I wanted to know what would happen if I asked my subjects to reach through and beyond their taboos. I wanted to observe the physical vocabulary that would emerge when a photographer directs strangers who have been approached randomly on the street, and who have been introduced to each other only moments before, to touch each other’s bodies.
Collectively, we still hold fast to the idea of photographs as unambiguous documents of specific events. From the very moment of its invention, photographers have been uniquely and unfairly burdened by this naive assumption. A photograph is no more reliable an instrument of truth than the human eye. The moments captured in Touching Strangers were orchestrated. They are fictional, spontaneous relationships acted out as street performances in front of my 8-by-10 view camera. The participants did not know each other and may never meet again. And yet, these recorded moments of contact will now permanently exist as connections between two or more human beings, all strangers to each other. On completing one of these photographs, there was often a feeling that something rare and unrepeatable had just occurred.
What was initially for me a sociological experiment is for the viewer often something quite different. Some who have viewed these photographs have been moved to tears. Others find the project disturbing. These two extremes represent unusually intense emotional responses to photography, a medium that is veering away in its contemporary practice from emotional subject matter into more conceptual and esoteric terrain. It was my hope with this project to inject a new and unpredictable variable into a traditional photographic equation.

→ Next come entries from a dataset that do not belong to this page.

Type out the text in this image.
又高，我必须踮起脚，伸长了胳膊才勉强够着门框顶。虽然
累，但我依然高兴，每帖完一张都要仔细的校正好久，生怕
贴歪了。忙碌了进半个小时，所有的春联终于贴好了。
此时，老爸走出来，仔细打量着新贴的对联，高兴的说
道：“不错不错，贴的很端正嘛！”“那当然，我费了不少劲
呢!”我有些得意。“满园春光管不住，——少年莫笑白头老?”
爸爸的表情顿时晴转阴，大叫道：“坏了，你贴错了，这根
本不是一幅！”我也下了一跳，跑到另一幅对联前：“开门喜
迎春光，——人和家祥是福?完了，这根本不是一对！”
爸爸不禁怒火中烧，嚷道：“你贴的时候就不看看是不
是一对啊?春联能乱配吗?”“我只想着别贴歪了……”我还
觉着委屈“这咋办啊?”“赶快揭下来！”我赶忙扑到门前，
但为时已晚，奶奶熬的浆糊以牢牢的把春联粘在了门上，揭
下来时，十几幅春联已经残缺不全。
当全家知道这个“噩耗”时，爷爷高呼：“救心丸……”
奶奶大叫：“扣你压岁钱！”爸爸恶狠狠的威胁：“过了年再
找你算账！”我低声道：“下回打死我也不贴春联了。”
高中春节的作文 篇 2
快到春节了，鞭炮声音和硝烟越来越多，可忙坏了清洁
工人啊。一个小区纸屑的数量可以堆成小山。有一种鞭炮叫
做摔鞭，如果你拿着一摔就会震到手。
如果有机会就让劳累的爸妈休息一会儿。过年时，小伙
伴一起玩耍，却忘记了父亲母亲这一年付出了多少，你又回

Touching Strangers might well be about my own search for intimacy, my desire to visually articulate and to cross the unseen boundaries that separate us from one another. I want to recapture the sentiment that made me eager to feel the touch of those strange hands on Sunday mornings nearly 40 years ago; to gauge the potential of every passing stranger to be a lover, a partner, or a friend.
This is an edited extract from Touching Strangers (Aperture, 2014)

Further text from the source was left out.